Bavulu bağaja attıktan sonra arabaya bindim. Her ne kadar babamların da gelmesini istesemde onlar ısrarla reddettmişlerdi.

Babamın attıgı konuma bakarken yola çıktım. Resmen dağ başındaydı. Gerçi dağ eviydi normaldi ama burasıda fazla dağ başıydı sanki. Buraya kim niye isteyerek giderdi ki. Ya gerçekten doğayı sevmesi yada insanlardan nefret etmesi gerekiyordu.

Babamların burayı nasıl bulduklarıysa muamaydı. Neyse böyle şeyleri sorgulamamak lazım.

2 saaten kısa bir süre sonra dağ evine varmıştım. Araba yollar bozuk olduğundan biraz zorlanmıştı ama ciddi bir sıkıntı yoktu. Bavulumu bağajdan alıp eve girdim. Dubleks tatlı küçük bir evdi. Detarjan kokularından evin yeni temizlendiğini anladım.

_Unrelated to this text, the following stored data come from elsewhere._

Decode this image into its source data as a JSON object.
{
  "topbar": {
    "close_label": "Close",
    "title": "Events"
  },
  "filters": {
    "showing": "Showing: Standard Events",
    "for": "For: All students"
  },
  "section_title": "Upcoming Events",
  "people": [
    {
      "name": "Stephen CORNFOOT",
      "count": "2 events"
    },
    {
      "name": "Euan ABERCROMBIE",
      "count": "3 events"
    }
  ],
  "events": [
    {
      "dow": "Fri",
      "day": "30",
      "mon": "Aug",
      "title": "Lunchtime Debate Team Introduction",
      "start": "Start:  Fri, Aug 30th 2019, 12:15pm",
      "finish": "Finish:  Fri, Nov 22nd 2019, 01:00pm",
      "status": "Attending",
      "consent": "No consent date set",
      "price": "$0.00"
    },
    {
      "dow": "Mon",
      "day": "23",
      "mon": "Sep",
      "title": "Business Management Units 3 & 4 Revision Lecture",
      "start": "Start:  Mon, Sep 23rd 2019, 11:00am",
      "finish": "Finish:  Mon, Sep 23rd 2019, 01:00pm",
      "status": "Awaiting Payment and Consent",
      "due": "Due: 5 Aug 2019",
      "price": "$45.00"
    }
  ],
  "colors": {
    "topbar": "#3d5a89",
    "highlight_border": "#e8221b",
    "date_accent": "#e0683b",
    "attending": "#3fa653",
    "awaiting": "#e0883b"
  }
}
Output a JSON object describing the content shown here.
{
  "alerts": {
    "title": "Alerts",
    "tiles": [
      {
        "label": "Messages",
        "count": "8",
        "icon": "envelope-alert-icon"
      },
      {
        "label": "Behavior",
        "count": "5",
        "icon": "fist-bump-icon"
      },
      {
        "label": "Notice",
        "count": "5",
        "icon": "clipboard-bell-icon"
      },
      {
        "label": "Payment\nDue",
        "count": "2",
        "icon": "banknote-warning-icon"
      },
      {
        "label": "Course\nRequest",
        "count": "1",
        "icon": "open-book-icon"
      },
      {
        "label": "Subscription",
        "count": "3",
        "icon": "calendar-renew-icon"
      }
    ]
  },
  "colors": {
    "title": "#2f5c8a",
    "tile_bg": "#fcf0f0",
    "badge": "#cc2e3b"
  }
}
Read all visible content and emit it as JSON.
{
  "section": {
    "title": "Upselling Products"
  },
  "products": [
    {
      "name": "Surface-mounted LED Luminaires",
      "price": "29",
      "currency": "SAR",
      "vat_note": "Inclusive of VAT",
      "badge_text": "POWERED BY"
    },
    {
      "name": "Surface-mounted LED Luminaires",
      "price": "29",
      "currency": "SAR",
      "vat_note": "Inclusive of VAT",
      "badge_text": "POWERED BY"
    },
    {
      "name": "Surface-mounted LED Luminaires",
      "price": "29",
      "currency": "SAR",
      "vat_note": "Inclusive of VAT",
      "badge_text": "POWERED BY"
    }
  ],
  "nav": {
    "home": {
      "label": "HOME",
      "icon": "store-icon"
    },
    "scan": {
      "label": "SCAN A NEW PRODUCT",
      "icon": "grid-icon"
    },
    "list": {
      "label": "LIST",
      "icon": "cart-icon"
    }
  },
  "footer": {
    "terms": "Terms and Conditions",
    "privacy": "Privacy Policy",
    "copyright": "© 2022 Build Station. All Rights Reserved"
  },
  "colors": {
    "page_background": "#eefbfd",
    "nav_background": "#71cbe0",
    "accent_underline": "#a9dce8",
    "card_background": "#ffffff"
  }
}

Odam olucak odaya girip bavulumu koydum. Mutfağa gidip dolabı açtıgımda tam tahmin ettiğim gibi dolap doluydu. Tek kişi için biraz fazla şey vardı ama zaten burada ne kadar kalıcagım kesin değildi.

Belli mi olur belki burayı sever ve yaşlanıp ölene kadar burada yaşamak isterdim. Tabi bu sırada tuna üni'den mezun olur, iş hayatına atlır, güzel bir kızla tanışır, evlenir ve 3 çocuguyla mutlu mesut yaşar.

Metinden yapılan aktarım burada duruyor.